Selon l'entreprise, plus des trois quarts des effectifs de New Flyer au Canada et aux États-Unis sont syndiqués. Le fait que les plus gros clients de New Flyer soient des agences de transport public dans des villes favorables aux syndicats comme New York et Los Angeles offre à JMA un levier stratégique pour sa campagne. Mais il reste à voir ce que ce levier signifiera pour les centaines de travailleurs noirs de l'usine d'Alabama - qui disent dans leur lettre qu'ils ont eu affaire à des collègues portant des symboles du drapeau confédéré, à un directeur raciste qui « a insinué que l'un d'entre nous faisait partie d'un gang » et à un collègue blanc qui a dit qu'il aimerait « tirer sur Obama en pleine figure ». (Les employés actuels qui ont signé la lettre anonymement, In These Times n'a pas été autorisé à parler à l'un d'entre eux sur leurs témoignages).
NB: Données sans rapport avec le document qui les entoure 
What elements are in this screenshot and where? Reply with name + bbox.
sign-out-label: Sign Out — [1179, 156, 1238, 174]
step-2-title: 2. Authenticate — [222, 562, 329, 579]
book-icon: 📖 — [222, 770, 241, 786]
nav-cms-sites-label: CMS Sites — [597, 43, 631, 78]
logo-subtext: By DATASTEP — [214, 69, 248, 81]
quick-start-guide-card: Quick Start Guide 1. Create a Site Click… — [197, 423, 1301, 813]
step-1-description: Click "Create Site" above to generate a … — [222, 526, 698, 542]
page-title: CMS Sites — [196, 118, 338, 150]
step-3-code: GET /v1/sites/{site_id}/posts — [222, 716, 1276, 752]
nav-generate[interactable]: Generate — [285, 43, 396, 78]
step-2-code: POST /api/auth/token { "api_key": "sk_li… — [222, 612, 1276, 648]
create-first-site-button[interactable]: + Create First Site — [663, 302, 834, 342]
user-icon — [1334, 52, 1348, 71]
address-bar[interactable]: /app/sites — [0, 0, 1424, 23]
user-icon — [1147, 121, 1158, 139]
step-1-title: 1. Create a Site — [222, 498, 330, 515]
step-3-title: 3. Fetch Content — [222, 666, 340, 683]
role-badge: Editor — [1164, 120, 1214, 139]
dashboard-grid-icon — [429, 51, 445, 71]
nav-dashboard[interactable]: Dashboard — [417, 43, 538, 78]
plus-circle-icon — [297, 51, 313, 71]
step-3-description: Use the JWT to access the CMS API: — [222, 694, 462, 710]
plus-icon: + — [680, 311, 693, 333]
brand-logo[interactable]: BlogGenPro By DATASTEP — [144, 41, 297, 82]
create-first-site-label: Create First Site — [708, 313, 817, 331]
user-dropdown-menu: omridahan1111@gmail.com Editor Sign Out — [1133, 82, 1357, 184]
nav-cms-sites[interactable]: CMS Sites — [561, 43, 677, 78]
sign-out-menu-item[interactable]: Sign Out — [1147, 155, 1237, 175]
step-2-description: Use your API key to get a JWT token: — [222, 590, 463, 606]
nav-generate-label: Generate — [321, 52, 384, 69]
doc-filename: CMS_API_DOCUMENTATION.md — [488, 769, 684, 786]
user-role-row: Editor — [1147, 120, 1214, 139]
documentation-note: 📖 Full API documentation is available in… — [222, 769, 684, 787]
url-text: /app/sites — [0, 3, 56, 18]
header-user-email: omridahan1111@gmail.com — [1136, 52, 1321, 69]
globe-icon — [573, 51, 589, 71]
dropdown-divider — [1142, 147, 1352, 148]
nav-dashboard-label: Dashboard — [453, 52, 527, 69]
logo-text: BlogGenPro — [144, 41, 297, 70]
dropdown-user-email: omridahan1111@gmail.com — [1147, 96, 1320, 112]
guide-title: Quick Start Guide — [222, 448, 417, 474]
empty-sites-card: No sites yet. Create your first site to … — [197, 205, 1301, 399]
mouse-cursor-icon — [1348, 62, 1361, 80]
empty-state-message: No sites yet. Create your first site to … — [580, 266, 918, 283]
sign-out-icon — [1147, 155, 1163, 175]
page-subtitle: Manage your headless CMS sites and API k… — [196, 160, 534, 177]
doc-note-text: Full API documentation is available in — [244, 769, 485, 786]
Selon Erica Ilheme, l'intérêt de rendre publiques les allégations de racisme est en partie de permettre aux travailleurs de se faire entendre. «Il est important que les travailleurs disposent d'un espace pour exprimer les problèmes de racisme dans un lieu sûr», dit-elle. « S'ils l'expriment, ils ne doivent pas être confrontés à un déni ou à un rejet de leurs sentiments. »

Pour Craig Mosby, père célibataire de quatre enfants, les motivations qui le poussent à parler de son ancien employeur sont ancrées dans l'avenir. « Je veux que mes petits-enfants, ou mes arrière-petits- enfants, soient en un peu meilleure forme, ou [qu'ils aient] une meilleure opportunité. Ou [qu'ils entendent] la vérité », dit-il. « S'il n'y a pas d'opportunité, faites-le savoir. Ne leur faites pas perdre leur temps. »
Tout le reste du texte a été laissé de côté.